Photos courtesy of SLV REC Ronnie Spencer retired at the beginning of May following 40 years with San Luis Valley Rural Electric Cooperative.

Spencer spent about 40 years with SLV REC

SAN LUIS VALLEY— San Luis Valley Rural Electric Cooperative Foreman Ronnie Spencer hung up his hardhat after approximately 40 years with REC. To make the best of his retirement plan, he retired in early May, ending his 27-year stint as foreman.

The Valley native and Monte Vista graduate began his REC career as an equipment operator in 1980, then worked as a warehouseman before starting his apprenticeship in 1988. After journeying out in 1991, Spencer was promoted to his current position — foreman — in 1994.

Spencer loved his job and took a lot of pride in it.

“When I journeyed out, that was one of the greatest memories. It only took me three years to do it; I was proud of that,” he said. He was also happy to say that he was never late for work. “I get up at 4 a.m. and am usually the first one there.”

Through 40 years with the co-op, he worked with many linemen, eight or nine CEOs and observed various generations of “kids” learning the ropes. The biggest change he witnessed through his tenure was technology. Computers changed the process; paperwork is different now. Reports are more detailed, and the information available is more comprehensive.

Looking back on the years that have “gone by so fast,” Spencer will always remember his foreman, Dale Clark, and Jimmy Clare, who helped him a lot along the way; Martin Christensen, Kelly Mortensen and Lee Stehwien were all big influences on his line career.

“There are so many that helped me through the years — too many to name, but I want to thank them all. They are special to me,” Spencer added. “I am going to miss all the people I’ve worked with; the guys have changed through the years, but I’ve always enjoyed working with them.”

Offering advice to the next foreman, Spencer stated, “Be yourself; trying to be someone else doesn’t work. And you have to be tough; you can’t be wishy-washy.”

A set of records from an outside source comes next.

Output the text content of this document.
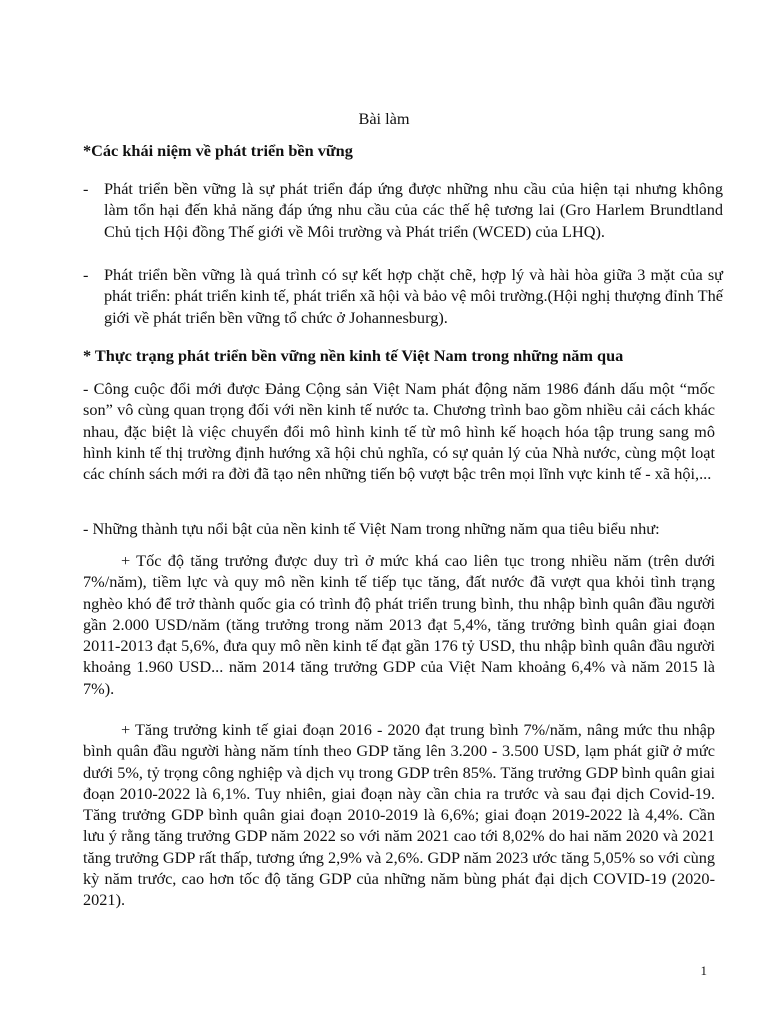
Bài làm
*Các khái niệm về phát triển bền vững
- Phát triển bền vững là sự phát triển đáp ứng được những nhu cầu của hiện tại nhưng không làm tổn hại đến khả năng đáp ứng nhu cầu của các thế hệ tương lai (Gro Harlem Brundtland Chủ tịch Hội đồng Thế giới về Môi trường và Phát triển (WCED) của LHQ).
- Phát triển bền vững là quá trình có sự kết hợp chặt chẽ, hợp lý và hài hòa giữa 3 mặt của sự phát triển: phát triển kinh tế, phát triển xã hội và bảo vệ môi trường.(Hội nghị thượng đỉnh Thế giới về phát triển bền vững tổ chức ở Johannesburg).
* Thực trạng phát triển bền vững nền kinh tế Việt Nam trong những năm qua

- Công cuộc đổi mới được Đảng Cộng sản Việt Nam phát động năm 1986 đánh dấu một “mốc son” vô cùng quan trọng đối với nền kinh tế nước ta. Chương trình bao gồm nhiều cải cách khác nhau, đặc biệt là việc chuyển đổi mô hình kinh tế từ mô hình kế hoạch hóa tập trung sang mô hình kinh tế thị trường định hướng xã hội chủ nghĩa, có sự quản lý của Nhà nước, cùng một loạt các chính sách mới ra đời đã tạo nên những tiến bộ vượt bậc trên mọi lĩnh vực kinh tế - xã hội,...

- Những thành tựu nổi bật của nền kinh tế Việt Nam trong những năm qua tiêu biểu như:

+ Tốc độ tăng trưởng được duy trì ở mức khá cao liên tục trong nhiều năm (trên dưới 7%/năm), tiềm lực và quy mô nền kinh tế tiếp tục tăng, đất nước đã vượt qua khỏi tình trạng nghèo khó để trở thành quốc gia có trình độ phát triển trung bình, thu nhập bình quân đầu người gần 2.000 USD/năm (tăng trưởng trong năm 2013 đạt 5,4%, tăng trưởng bình quân giai đoạn 2011-2013 đạt 5,6%, đưa quy mô nền kinh tế đạt gần 176 tỷ USD, thu nhập bình quân đầu người khoảng 1.960 USD... năm 2014 tăng trưởng GDP của Việt Nam khoảng 6,4% và năm 2015 là 7%).

+ Tăng trưởng kinh tế giai đoạn 2016 - 2020 đạt trung bình 7%/năm, nâng mức thu nhập bình quân đầu người hàng năm tính theo GDP tăng lên 3.200 - 3.500 USD, lạm phát giữ ở mức dưới 5%, tỷ trọng công nghiệp và dịch vụ trong GDP trên 85%. Tăng trưởng GDP bình quân giai đoạn 2010-2022 là 6,1%. Tuy nhiên, giai đoạn này cần chia ra trước và sau đại dịch Covid-19. Tăng trưởng GDP bình quân giai đoạn 2010-2019 là 6,6%; giai đoạn 2019-2022 là 4,4%. Cần lưu ý rằng tăng trưởng GDP năm 2022 so với năm 2021 cao tới 8,02% do hai năm 2020 và 2021 tăng trưởng GDP rất thấp, tương ứng 2,9% và 2,6%. GDP năm 2023 ước tăng 5,05% so với cùng kỳ năm trước, cao hơn tốc độ tăng GDP của những năm bùng phát đại dịch COVID-19 (2020-2021).

1
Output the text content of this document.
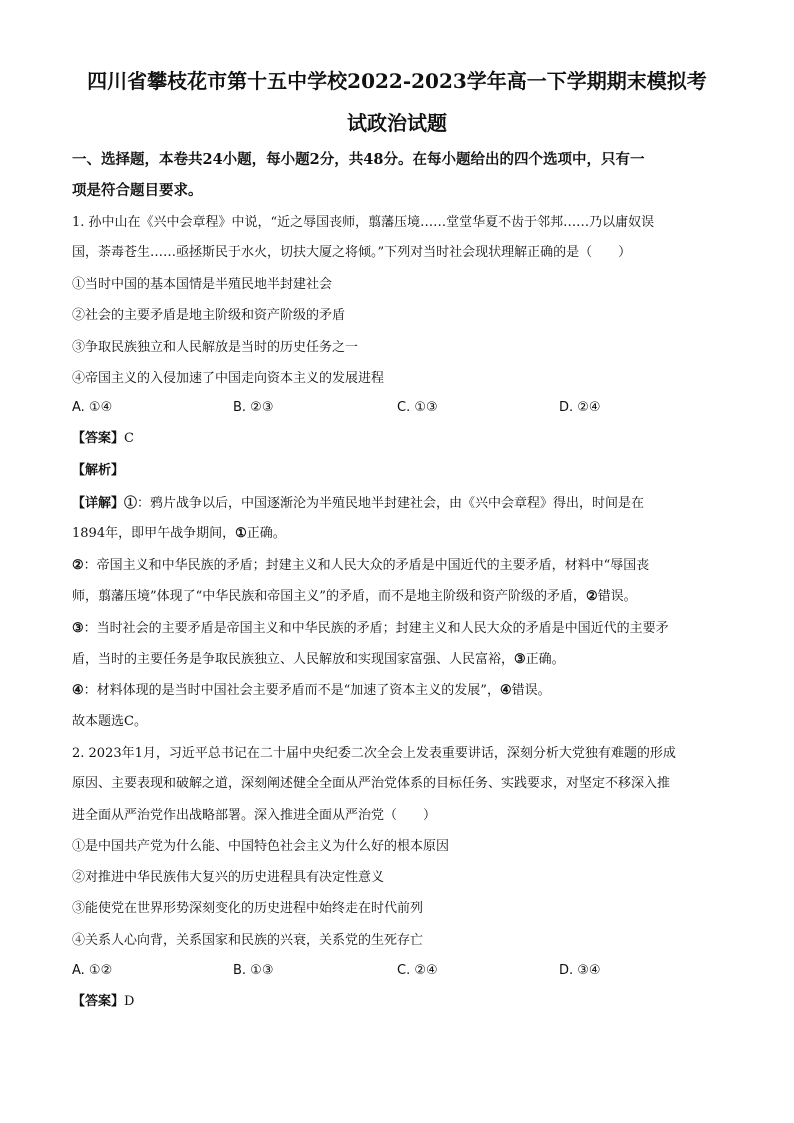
四川省攀枝花市第十五中学校2022-2023学年高一下学期期末模拟考
试政治试题
一、选择题，本卷共24小题，每小题2分，共48分。在每小题给出的四个选项中，只有一
项是符合题目要求。
1. 孙中山在《兴中会章程》中说，“近之辱国丧师，翦藩压境……堂堂华夏不齿于邻邦……乃以庸奴误
国，荼毒苍生……亟拯斯民于水火，切扶大厦之将倾。”下列对当时社会现状理解正确的是（　　）
①当时中国的基本国情是半殖民地半封建社会
②社会的主要矛盾是地主阶级和资产阶级的矛盾
③争取民族独立和人民解放是当时的历史任务之一
④帝国主义的入侵加速了中国走向资本主义的发展进程
A. ①④	B. ②③	C. ①③	D. ②④
【答案】C
【解析】
【详解】①：鸦片战争以后，中国逐渐沦为半殖民地半封建社会，由《兴中会章程》得出，时间是在
1894年，即甲午战争期间，①正确。
②：帝国主义和中华民族的矛盾；封建主义和人民大众的矛盾是中国近代的主要矛盾，材料中“辱国丧
师，翦藩压境”体现了“中华民族和帝国主义”的矛盾，而不是地主阶级和资产阶级的矛盾，②错误。
③：当时社会的主要矛盾是帝国主义和中华民族的矛盾；封建主义和人民大众的矛盾是中国近代的主要矛
盾，当时的主要任务是争取民族独立、人民解放和实现国家富强、人民富裕，③正确。
④：材料体现的是当时中国社会主要矛盾而不是“加速了资本主义的发展”，④错误。
故本题选C。
2. 2023年1月，习近平总书记在二十届中央纪委二次全会上发表重要讲话，深刻分析大党独有难题的形成
原因、主要表现和破解之道，深刻阐述健全全面从严治党体系的目标任务、实践要求，对坚定不移深入推
进全面从严治党作出战略部署。深入推进全面从严治党（　　）
①是中国共产党为什么能、中国特色社会主义为什么好的根本原因
②对推进中华民族伟大复兴的历史进程具有决定性意义
③能使党在世界形势深刻变化的历史进程中始终走在时代前列
④关系人心向背，关系国家和民族的兴衰，关系党的生死存亡
A. ①②	B. ①③	C. ②④	D. ③④
【答案】D
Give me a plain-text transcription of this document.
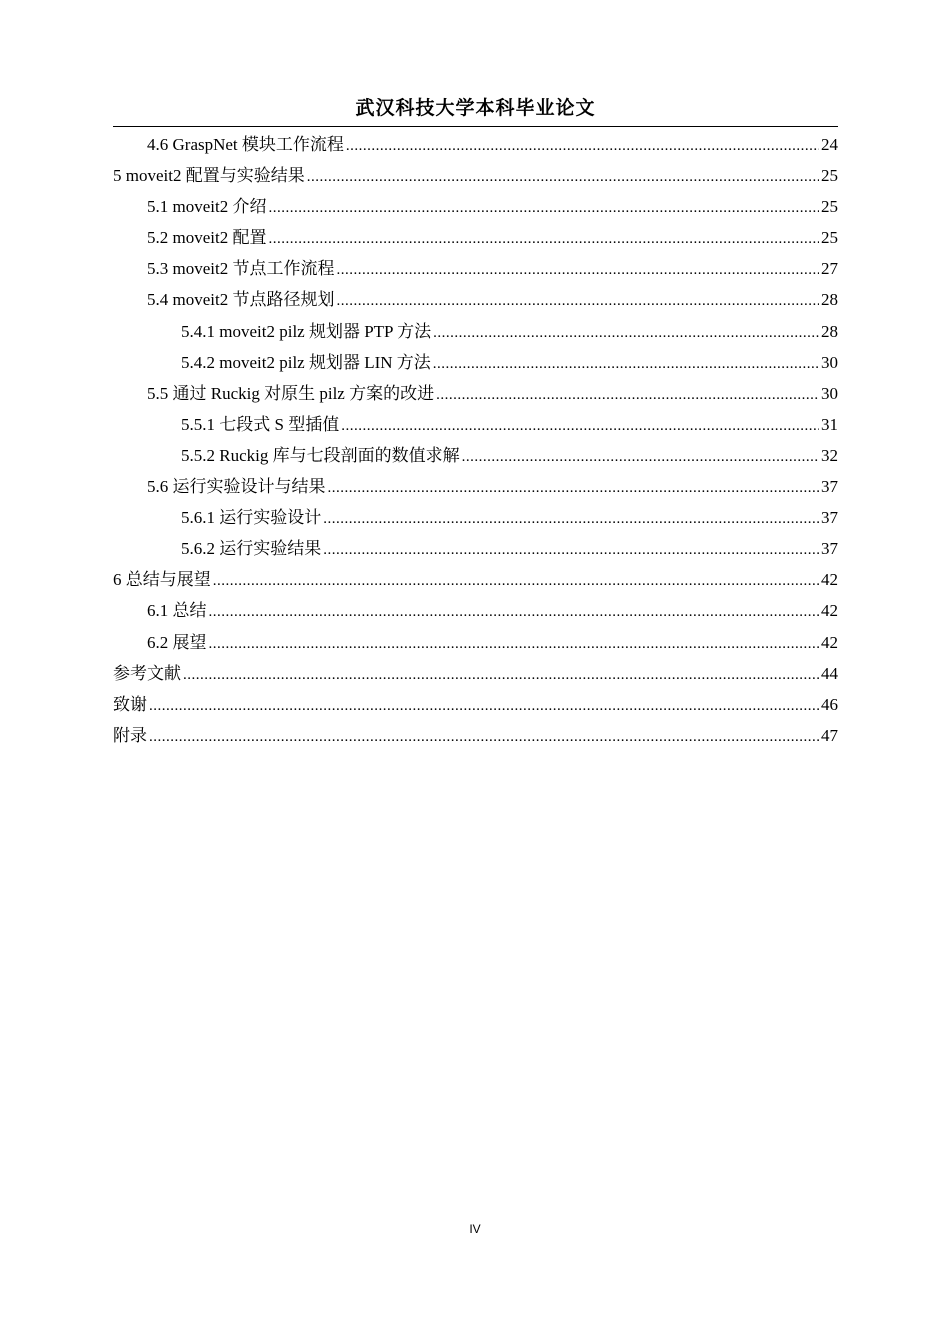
武汉科技大学本科毕业论文
4.6 GraspNet 模块工作流程 .....	24
5 moveit2 配置与实验结果 .....	25
5.1 moveit2 介绍 .....	25
5.2 moveit2 配置 .....	25
5.3 moveit2 节点工作流程 .....	27
5.4 moveit2 节点路径规划 .....	28
5.4.1 moveit2 pilz 规划器 PTP 方法 .....	28
5.4.2 moveit2 pilz 规划器 LIN 方法 .....	30
5.5 通过 Ruckig 对原生 pilz 方案的改进 .....	30
5.5.1 七段式 S 型插值 .....	31
5.5.2 Ruckig 库与七段剖面的数值求解 .....	32
5.6 运行实验设计与结果 .....	37
5.6.1 运行实验设计 .....	37
5.6.2 运行实验结果 .....	37
6 总结与展望 .....	42
6.1 总结 .....	42
6.2 展望 .....	42
参考文献 .....	44
致谢 .....	46
附录 .....	47
IV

His plans for retirement include remodeling his house, hunting, fishing, camping and spending time with his family — his wife Jacque, who has been there for him through the years, as well as his son Joshua, daughter-in-law Misty and two grandkids, Courtney and Cory. But what he’s really looking forward to is having more time to ride his Harley; like the ending to a good story, he plans to end his career riding off into the sunset.